7 A declaration of a parameter as ‘‘array of type’’ shall be adjusted to ‘‘qualified pointer to
type’’, where the type qualifiers (if any) are those specified within the [
and ]
of the
array type derivation. If the keyword static
also appears within the [
and ]
of the
array type derivation, then for each call to the function, the value of the corresponding
actual argument shall provide access to the first element of an array with at least as many
elements as specified by the size expression.
So, in short, any function parameter declared as T a[]
or T a[N]
is treated as though it were declared T *a
.
So, why are array parameters treated as though they were declared as pointers? Here's why:
6.3.2.1 Lvalues, arrays, and function designators
...
3 Except when it is the operand of the sizeof
operator or the unary &
operator, or is a
string literal used to initialize an array, an expression that has type ‘‘array of type’’ is
converted to an expression with type ‘‘pointer to type’’ that points to the initial element of
the array object and is not an lvalue. If the array object has register storage class, the
behavior is undefined.
Given the following code:
int main(void)
{
int arr[10];
foo(arr);
...
}
In the call to foo
, the array expression arr
isn't an operand of either sizeof
or &
, so its type is implicitly converted from "10-element array of int
" to "pointer to int
" according to 6.2.3.1/3. Thus, foo
will receive a pointer value, rather than an array value.

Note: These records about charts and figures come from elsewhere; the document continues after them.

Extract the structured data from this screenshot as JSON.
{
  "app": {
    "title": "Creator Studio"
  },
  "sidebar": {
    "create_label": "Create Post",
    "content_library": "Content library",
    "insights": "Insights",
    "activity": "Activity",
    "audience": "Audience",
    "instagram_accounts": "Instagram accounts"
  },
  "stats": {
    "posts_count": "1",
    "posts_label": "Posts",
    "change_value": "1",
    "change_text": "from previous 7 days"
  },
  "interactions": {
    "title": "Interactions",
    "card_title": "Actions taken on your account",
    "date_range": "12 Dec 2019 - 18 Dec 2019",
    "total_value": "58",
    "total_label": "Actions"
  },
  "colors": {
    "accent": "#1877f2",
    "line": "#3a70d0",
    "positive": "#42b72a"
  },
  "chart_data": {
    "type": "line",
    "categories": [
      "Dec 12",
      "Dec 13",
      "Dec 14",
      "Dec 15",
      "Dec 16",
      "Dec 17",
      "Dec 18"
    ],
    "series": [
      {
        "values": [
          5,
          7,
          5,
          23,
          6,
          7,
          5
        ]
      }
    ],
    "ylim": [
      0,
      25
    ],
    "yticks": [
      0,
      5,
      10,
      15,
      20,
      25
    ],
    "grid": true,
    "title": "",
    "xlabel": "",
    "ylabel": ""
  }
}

Because of 6.7.5.3/7, you can write foo
as
void foo(int a[]) // or int a[10]
{
...
}
but it will be interpreted as
void foo(int *a)
{
...
}
Thus, the two forms are identical.
The last sentence in 6.7.5.3/7 was introduced with C99, and basically means that if you have a parameter declaration like
void foo(int a[static 10])
{
...
}
the actual parameter corresponding to a
must be an array with at least 10 elements.